KAMPUNGKU : DULU, KINI DAN NANTI


Sungai Cidurian yang tercemar limbah

KAMPUNGKU : DULU, KINI DAN NANTI

Oleh :
Reda Nugraha Maulana Sidik


Kampungku merupakan sebuah kampung yang sangat nyaman untuk ditinggali. Suasana kampung yang begitu asri, sangatlah layak untuk tumbuh berkembang. Banyaknya pohon di sekitar rumah-rumah, tentulah memberi andil yang besar atas sejuknya udara. Ketika pagi menjelang, maka tubuh ini akan terasa menggigil. Jangankan menyentuh air, sekedar melepas selimut pun sangat enggan sekali untuk melakukannya. Hati ini yakin, bukan hanya diri ini seorang yang merasakannya, tapi semua orang yang tinggal di kampungku. Setiap minggu pagi lebih tepatnya setelah subuh, banyak orang yang keluar rumah untuk berolahraga. Tentunya ketika berolahraga, tubuh kita akan merasa lelah dan seakan-akan berbisik istirahatlah wahai tubuh.

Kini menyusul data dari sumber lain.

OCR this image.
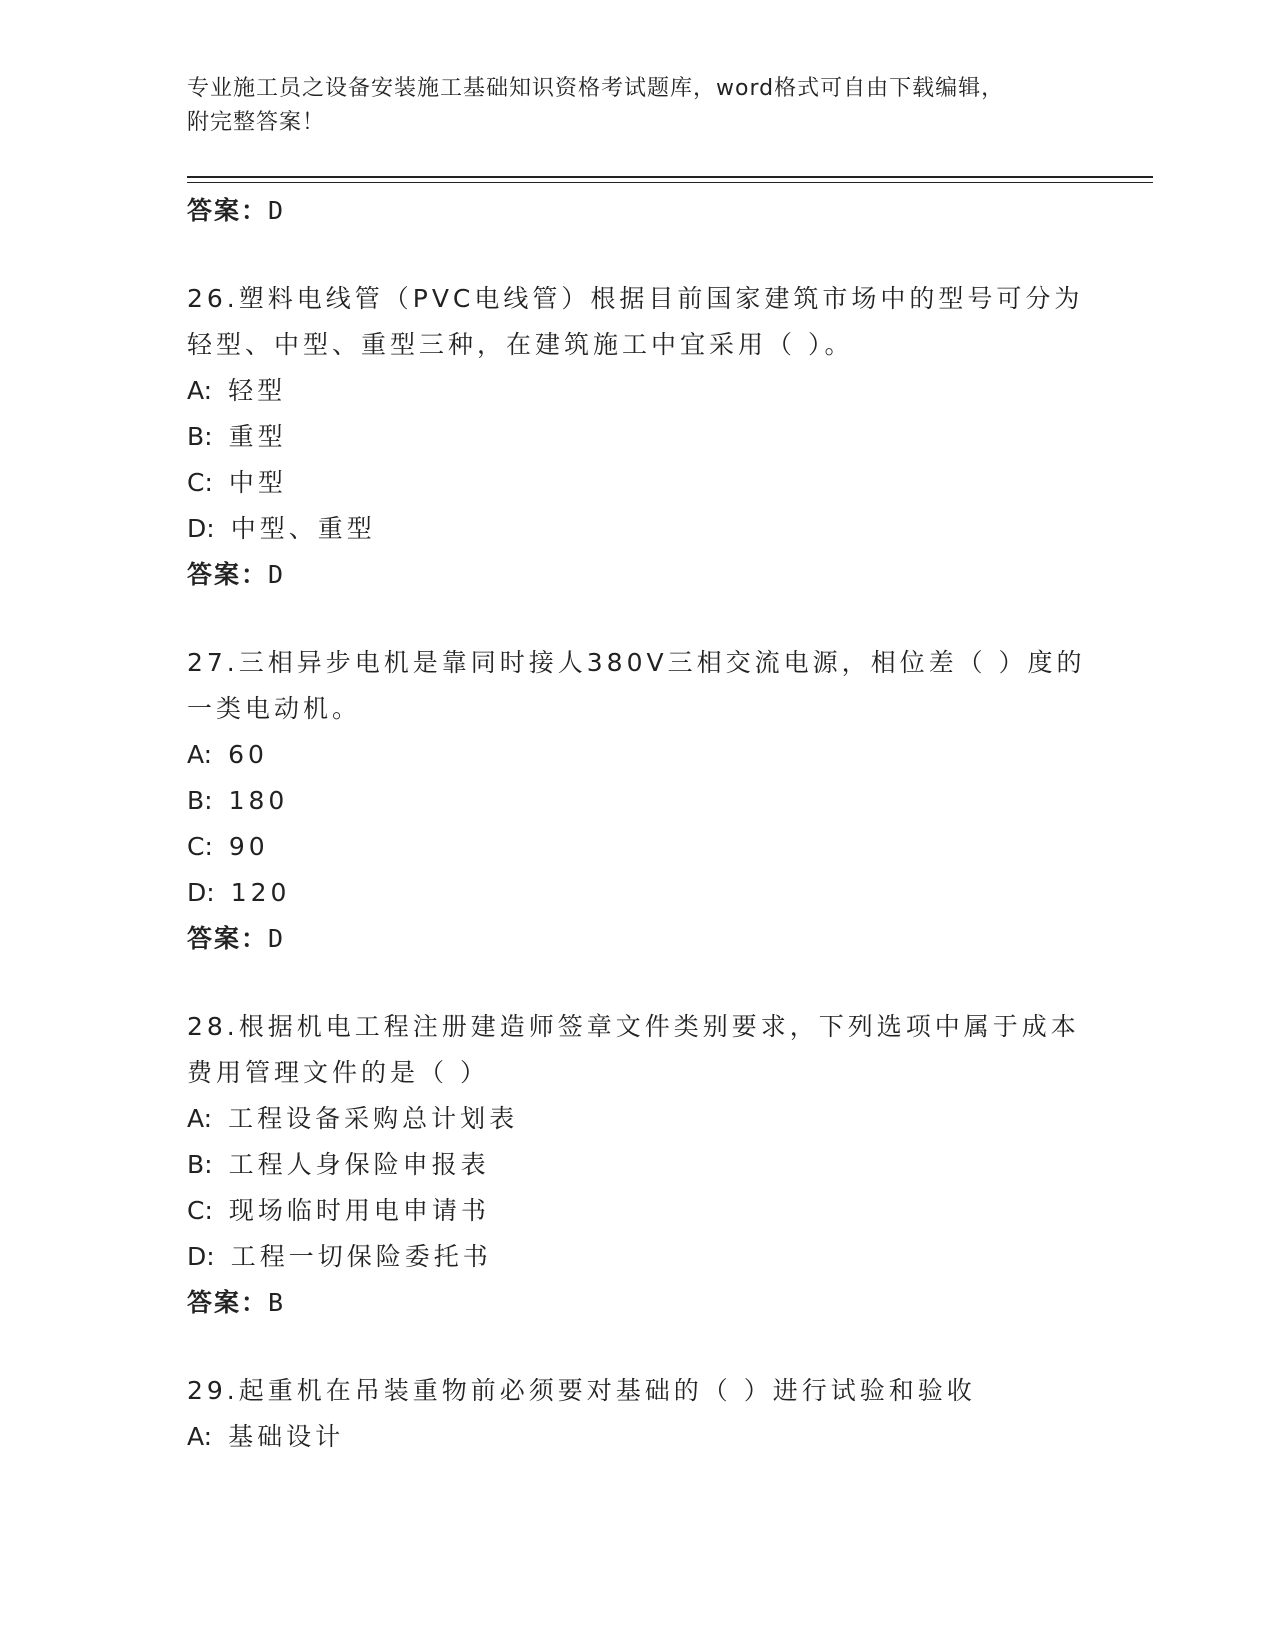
专业施工员之设备安装施工基础知识资格考试题库，word格式可自由下载编辑，
附完整答案！
答案：D
26.塑料电线管（PVC电线管）根据目前国家建筑市场中的型号可分为
轻型、中型、重型三种，在建筑施工中宜采用（ ）。
A: 轻型
B: 重型
C: 中型
D: 中型、重型
答案：D
27.三相异步电机是靠同时接人380V三相交流电源，相位差（ ）度的
一类电动机。
A: 60
B: 180
C: 90
D: 120
答案：D
28.根据机电工程注册建造师签章文件类别要求，下列选项中属于成本
费用管理文件的是（ ）
A: 工程设备采购总计划表
B: 工程人身保险申报表
C: 现场临时用电申请书
D: 工程一切保险委托书
答案：B
29.起重机在吊装重物前必须要对基础的（ ）进行试验和验收
A: 基础设计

Tapi kebanyakan orang tidak akan mau berlama-lama untuk beristirahat. Kenapa? Bukan, bukan karena merasa takut akan gelapnya pagi ataupun merasa masih kuat untuk berlari. Tetapi orang-orang tersebut tidak kuat merasakan dinginnya udara ketika beristirahat. Makanya mereka lebih memilih berlari lagi untuk menghangatkan suhu tubuhnya.
Ketika siang datang, orang-orang akan beraktivitas seperti biasanya. Tentunya diterangi oleh matahari yang benderang. Dan ketika sore menyambut, maka itulah saatnya menghibur diri. Melepas segala penat setelah melakukan aktivitas rutin. Terutama anak-anak. Coba tebak, dimanakah tempat yang dijadikan oleh orang-orang di kampungku untuk menghibur diri? Alun-alun? Ayolah, tidak ada alun-alun di kampung. Mall? Come on, ini kampung bukan kota. Sungai? Ya, tepat sekali. Kampungku dengan kampung sebelah, terpisahkan oleh sungai yang lumayan besar. Air disungai tersebut sangatlah jernih, banyak ikannya, dan tentunya tidak berbau. Mulai dari anak-anak, remaja sampai orang dewasa banyak yang mengunjungi sungai ketika sore hari. Anak-anak berada disungai tentunya untuk mandi sambil bermain. Ada yang bermain kejar-kejaran di sungai, ada yang adu cepat berenang, ada yang bermain menggunakan sarung di air sehinga seperti membentuk balon dan banyak lagi. Untuk remaja, ada yang bermain seperti anak-anak, ada juga yang hanya sekedar mandi. Selanjutnya orang dewasa. Ada yang memancing, ada pula yang ngobrol-ngobrol dipinggir sungai sambil memantau anak-anak. Tidak ketinggalan pula kaum ibu-ibu. Tentunya kedatangan ibu-ibu ke sungai tujuan utamanya untuk melaksanakan kewajibannya sebagai ibu rumah tangga yaitu mencuci. Itulah gambaran sore hari di kampungku. Semua orang berbondong-bondong datang ke sungai dengan berbagai tujuan. Tapi itu dulu. Ya, semua yang telah diceritakan sebelumnya adalah masa-masa dulu di kampungku. Sekarang? Sangat jauh berbeda dengan dulu.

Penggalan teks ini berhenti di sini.